What can anyone say, and how can one even get it out, it chokes at you and you have to brush back the tears, the anger and rage, the stupefied dismay that someone with all the promise and brilliance of Mr. Ledger is somehow just gone. It smacks of unfairness, of a world gone mad and in it's own way is as earth shattering as the twin towers collapsing.
It can't have really happened. He can't be dead. So many of my hopes were pinned to this young man's talent, his ability to inhabit the skins of others for us, to take us blithely and care-freely out of ourselves for some few hours in his medium of actor.

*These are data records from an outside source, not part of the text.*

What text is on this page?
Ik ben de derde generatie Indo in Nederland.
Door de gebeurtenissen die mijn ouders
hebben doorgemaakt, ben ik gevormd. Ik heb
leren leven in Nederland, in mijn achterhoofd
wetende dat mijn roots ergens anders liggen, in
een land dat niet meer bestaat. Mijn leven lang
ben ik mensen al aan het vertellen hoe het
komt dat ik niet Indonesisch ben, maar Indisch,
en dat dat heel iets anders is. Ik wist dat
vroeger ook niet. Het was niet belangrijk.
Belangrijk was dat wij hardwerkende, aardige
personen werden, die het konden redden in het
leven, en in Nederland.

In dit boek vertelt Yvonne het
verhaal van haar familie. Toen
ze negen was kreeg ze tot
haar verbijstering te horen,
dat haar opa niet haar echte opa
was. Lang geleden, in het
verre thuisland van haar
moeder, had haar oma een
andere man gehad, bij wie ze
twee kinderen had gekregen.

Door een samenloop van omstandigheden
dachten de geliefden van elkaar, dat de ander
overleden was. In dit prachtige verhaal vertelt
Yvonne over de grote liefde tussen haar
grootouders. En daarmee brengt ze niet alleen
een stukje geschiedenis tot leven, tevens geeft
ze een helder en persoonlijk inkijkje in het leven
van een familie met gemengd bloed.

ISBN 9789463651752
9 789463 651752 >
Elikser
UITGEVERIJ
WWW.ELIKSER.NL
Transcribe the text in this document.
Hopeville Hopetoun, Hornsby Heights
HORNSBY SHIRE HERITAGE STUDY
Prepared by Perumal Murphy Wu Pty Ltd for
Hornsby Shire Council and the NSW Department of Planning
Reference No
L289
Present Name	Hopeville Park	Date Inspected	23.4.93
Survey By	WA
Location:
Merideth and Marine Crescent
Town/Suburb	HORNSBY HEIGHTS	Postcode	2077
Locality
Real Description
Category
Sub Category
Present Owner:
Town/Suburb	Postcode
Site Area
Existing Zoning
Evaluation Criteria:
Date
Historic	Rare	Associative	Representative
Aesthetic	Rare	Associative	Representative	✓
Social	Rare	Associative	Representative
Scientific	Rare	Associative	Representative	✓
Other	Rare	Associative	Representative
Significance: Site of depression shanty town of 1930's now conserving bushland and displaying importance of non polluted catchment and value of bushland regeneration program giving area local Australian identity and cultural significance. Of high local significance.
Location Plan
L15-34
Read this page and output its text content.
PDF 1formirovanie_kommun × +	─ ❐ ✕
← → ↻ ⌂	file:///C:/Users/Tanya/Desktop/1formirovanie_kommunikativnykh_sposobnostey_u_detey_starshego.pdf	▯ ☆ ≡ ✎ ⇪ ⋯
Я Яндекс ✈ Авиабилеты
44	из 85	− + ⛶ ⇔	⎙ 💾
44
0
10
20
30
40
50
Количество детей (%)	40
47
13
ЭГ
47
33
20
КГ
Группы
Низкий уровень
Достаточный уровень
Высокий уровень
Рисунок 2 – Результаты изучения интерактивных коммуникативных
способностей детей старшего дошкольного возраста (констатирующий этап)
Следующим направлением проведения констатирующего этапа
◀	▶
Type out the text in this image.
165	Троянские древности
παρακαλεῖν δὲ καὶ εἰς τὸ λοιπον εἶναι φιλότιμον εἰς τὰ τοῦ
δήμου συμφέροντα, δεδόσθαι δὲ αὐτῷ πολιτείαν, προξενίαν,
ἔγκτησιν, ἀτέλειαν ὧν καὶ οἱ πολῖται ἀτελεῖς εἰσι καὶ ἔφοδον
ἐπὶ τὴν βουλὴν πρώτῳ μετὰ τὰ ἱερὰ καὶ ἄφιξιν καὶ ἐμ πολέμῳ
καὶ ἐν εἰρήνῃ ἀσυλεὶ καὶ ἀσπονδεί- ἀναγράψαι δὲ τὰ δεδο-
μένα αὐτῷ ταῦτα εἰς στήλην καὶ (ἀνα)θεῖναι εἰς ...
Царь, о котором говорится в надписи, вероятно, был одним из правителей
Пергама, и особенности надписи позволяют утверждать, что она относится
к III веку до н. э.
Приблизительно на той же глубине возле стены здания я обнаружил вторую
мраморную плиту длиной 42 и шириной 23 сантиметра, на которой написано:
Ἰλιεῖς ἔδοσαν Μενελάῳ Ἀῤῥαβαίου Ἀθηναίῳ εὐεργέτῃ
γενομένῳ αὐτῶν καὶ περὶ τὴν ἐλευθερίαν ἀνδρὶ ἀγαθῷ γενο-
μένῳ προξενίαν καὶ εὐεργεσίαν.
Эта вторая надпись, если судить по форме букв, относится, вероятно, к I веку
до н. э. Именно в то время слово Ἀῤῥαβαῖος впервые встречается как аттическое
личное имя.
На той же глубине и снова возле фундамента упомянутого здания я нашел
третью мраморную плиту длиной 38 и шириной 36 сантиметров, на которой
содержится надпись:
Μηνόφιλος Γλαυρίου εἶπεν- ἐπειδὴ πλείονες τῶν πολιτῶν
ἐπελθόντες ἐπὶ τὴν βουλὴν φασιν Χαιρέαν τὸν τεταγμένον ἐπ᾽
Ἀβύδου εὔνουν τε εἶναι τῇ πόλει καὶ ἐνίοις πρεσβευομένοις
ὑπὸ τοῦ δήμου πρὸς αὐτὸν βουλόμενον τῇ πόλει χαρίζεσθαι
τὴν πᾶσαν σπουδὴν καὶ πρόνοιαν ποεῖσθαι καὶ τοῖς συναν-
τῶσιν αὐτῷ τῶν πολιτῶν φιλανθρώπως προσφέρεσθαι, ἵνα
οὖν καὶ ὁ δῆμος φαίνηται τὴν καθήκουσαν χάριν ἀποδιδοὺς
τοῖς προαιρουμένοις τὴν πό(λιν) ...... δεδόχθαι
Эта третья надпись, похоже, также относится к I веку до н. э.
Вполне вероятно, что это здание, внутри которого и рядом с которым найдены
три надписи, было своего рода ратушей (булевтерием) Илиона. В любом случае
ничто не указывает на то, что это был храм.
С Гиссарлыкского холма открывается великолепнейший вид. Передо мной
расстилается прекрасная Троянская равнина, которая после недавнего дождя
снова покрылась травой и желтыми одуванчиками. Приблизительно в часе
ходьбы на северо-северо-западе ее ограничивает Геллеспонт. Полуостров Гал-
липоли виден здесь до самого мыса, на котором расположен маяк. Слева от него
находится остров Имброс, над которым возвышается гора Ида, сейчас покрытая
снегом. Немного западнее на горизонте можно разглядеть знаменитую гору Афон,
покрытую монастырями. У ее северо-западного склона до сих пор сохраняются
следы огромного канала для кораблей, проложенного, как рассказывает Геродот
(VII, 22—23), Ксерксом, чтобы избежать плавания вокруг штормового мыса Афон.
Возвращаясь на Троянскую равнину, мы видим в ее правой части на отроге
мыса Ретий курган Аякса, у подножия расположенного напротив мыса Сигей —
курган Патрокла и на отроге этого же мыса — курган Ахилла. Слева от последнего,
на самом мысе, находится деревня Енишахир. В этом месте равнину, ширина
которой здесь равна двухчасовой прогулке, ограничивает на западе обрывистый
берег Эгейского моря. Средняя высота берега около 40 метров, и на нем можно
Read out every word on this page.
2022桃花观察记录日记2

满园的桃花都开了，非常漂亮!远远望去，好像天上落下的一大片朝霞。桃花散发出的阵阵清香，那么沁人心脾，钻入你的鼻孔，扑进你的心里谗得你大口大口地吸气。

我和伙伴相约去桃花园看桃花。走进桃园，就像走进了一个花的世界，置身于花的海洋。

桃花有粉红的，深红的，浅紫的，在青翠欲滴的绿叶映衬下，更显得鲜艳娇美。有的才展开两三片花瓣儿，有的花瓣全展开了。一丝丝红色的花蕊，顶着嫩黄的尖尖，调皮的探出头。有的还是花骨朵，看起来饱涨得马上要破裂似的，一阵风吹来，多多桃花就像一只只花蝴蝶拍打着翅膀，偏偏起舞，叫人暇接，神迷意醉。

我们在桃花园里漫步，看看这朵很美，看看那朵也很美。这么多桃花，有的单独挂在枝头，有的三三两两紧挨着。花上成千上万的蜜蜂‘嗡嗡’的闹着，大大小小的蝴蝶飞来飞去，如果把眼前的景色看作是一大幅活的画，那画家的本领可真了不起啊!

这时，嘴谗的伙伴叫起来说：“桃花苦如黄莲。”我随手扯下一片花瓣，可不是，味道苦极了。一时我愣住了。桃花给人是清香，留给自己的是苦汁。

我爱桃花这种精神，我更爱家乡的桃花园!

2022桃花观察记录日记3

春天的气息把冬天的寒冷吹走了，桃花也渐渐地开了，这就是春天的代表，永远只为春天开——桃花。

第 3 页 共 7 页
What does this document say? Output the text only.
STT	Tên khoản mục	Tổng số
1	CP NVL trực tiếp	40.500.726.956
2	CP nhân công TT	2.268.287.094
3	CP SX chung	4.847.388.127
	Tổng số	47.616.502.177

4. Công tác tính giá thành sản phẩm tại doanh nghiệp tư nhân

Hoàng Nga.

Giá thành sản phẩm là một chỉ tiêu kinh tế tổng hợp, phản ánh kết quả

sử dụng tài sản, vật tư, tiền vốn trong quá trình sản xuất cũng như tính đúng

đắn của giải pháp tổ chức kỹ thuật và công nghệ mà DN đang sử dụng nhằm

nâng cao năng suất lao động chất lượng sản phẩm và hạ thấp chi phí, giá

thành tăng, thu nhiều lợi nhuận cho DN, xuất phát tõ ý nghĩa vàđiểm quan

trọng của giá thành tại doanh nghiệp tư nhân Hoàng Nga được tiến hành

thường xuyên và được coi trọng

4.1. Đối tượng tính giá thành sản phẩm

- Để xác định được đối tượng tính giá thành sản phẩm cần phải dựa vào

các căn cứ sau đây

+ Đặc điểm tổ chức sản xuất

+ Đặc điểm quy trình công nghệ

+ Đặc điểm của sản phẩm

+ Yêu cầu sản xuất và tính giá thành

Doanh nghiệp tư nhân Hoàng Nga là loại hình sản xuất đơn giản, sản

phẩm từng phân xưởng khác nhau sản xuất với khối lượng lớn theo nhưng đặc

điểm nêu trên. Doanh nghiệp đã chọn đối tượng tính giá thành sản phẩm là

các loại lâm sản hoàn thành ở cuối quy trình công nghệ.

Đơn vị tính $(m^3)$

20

There are few artists whom ever reach our souls, those few genuine talents whom give everything in order to grant us, their audiences, a powerful picture of some aspect of ourselves. They find the Everyman in their characters, and their gift is to allow us to see some part of our own foibles and triumphs in their personifications. I saw myself in Ennis Del Mar, perhaps expectedly; but also without warning in his Casanova; and that was Heath's gift to each of us. My heart was wrenched apart when Ennis clutched Jack's shirt in Brokeback Mountain, and his Casanova made me imagine even I, too, could be such a flight of fancy, elegance, sophistication and desire.
The sharp pain I feel is uncharted, unexplainable. I didn't know this man, only his characters. I've no claim to my grief for him, really - yet his death, like only a few others, has made me feel the world has changed again, stepping too, too close to unfathomable darkness. A light has gone out too soon. A star imploded. The black hole of his wake is still devouring my hope and faith.